1.概観


 厚生労働省の労働経済動向調査では四半期毎に労働力の過不足の状態を事業所に対して調査している。

 ここでは、不足という回答事業者比率から過剰という回答事業所比率を差し引いた値(DI値という))について、正社員等労働者(07年11月までは常用雇用者)とパートタイマーの推移グラフ、及び職種別の推移グラフを示した。

 全体としての労働者の過不足については、2003年までの過剰状態(正社員等の)から転じて、2004年以降、不足状態が続いていたが、2007年をピークに不足度は低下し、2008年9月のリーマンショックにより不足度の低下が加速した。

 特に2008年の11月から2009年の2月にかけては、正社員等及びパートタイマーともに、一気にマイナスに転じており、かつてないほど急激な悪化となった。

 その後、2009年8月以降は上昇に転じており、雇用情勢は底は打ったかたちである。2010年8月には正社員等も0(過不足なし)となり、11月には不足に転じた。

 2011年にはいって、3月の東日本大震災ののち、5月に正社員等が急落したが、8月以降は持続的に回復傾向にある。2013年以降のアベノミクスを経て、だんだんとリーマンショック前のピーク水準に近づき、ついに2015年2月には過去のピークを越えるに至った。2016年から18年にかけても空前の労働力不足ともいうべき状況が続いた。

 2019年の2月から11月にかけて、継続的に労働への不足が低下しており、景況の転換がうかがわれる。

 2020年2月から5月、そして8月にかけて、急激に労働需要が下落したが、これは新型コロナの感染拡大の影響である。4月7日に7都府県に緊急事態宣言が発令され、16日にはそれが全国に拡大適用され、5月4日に、緊急事態宣言が一か月延長された。

 5月14日には緊急事態宣言が解除されたが、その後、感染者増加の第2波が襲ったこともあって8月調査ではなお労働需要は回復していない。ただし、8月を底に11月、翌年2月にかけて回復傾向となっている。職種別の動向に見るように、これは製造業の回復の寄与が大きい。

 職種別の労働需要についてのコロナの影響については末尾参照。

2.正社員とパートタイマーの過不足

 正社員等とパートタイムの推移を比べると、全体のレベルがあがった景気の良い時期には、両者が近づき、全体レベルの下がった不況期には正社員等が大きく下がる一方でパートターマーはそれほど下がらないので両者の差が大きくなるという傾向が認められる。

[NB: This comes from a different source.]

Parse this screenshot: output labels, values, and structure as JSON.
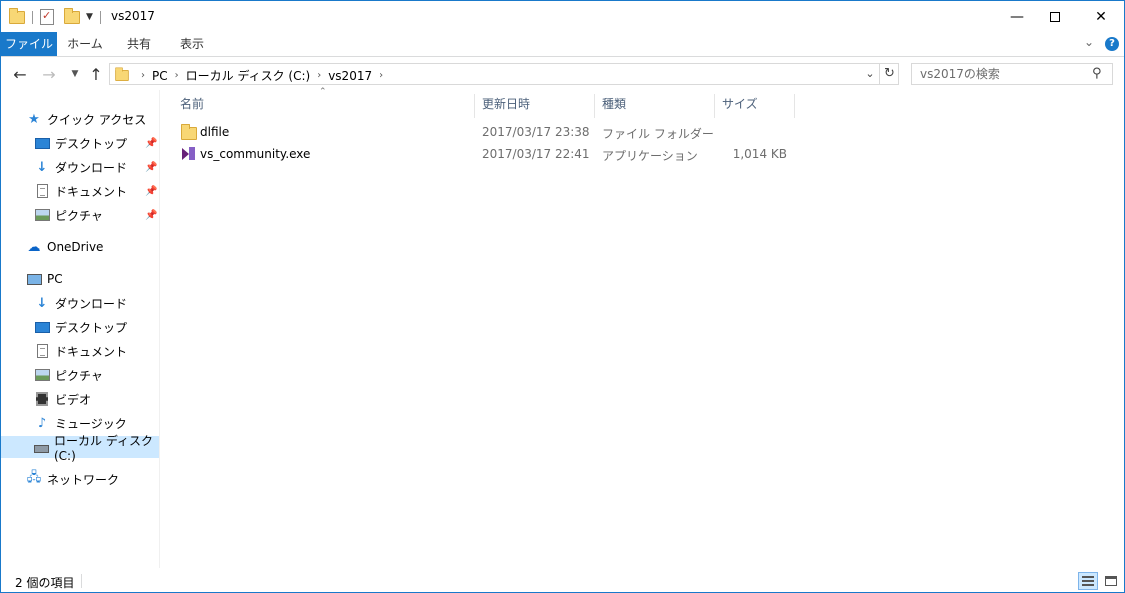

 この結果、雇用者のパートタイマー比率、あるいは非正規労働者比率が一貫して上昇してきた訳である(図録3250、図録3300、図録3200参照)。

 2004年以降の正社員等の労働力不足の中で正社員(フルタイム職員)の長時間労働が顕在化したといえる(図録3125参照)。

 2011年以降、全体的には労働力不足の傾向が高まっているが、不足度においては、なお、正社員等はパートタイマーを下回っていた。しかし、2015年2月にはついに久方ぶりで正社員等の不足をパートタイマーを上回り、それ以降、連続して、正社員等の不足がパートを上回っている。正社員等の不足がパートの不足を上回る状況は2015年2月調査以降12期連続となっており、2007〜08年当時の4期連続を大きく凌駕している。

 2017年2月には正社員等の不足が40を大きく上回り、正社員等とパートタイマーの差が一段と拡大した点が目立っている。その後もこの差は縮まらずに推移している。

 新型コロナの影響で労働需要は減退しているが、リーマンショック時との違いは、正社員等の方が落ち込みパートへの代替が進むという状況ではなくなったことである。

3.職種別の過不足

 職種別の過不足状態を見ると、全体のレベルの上下はあるが、不足気味の専門・技術職やサービス職、販売職、過剰気味の管理職、事務職という対比が目立っている。

 ブルーカラーの技能工、および単純工については、レベル的には、両者の中間であるが、アップダウンの差が激しい点、すなわち景気の良し悪しによって、雇用が大きく左右される点に特徴がある。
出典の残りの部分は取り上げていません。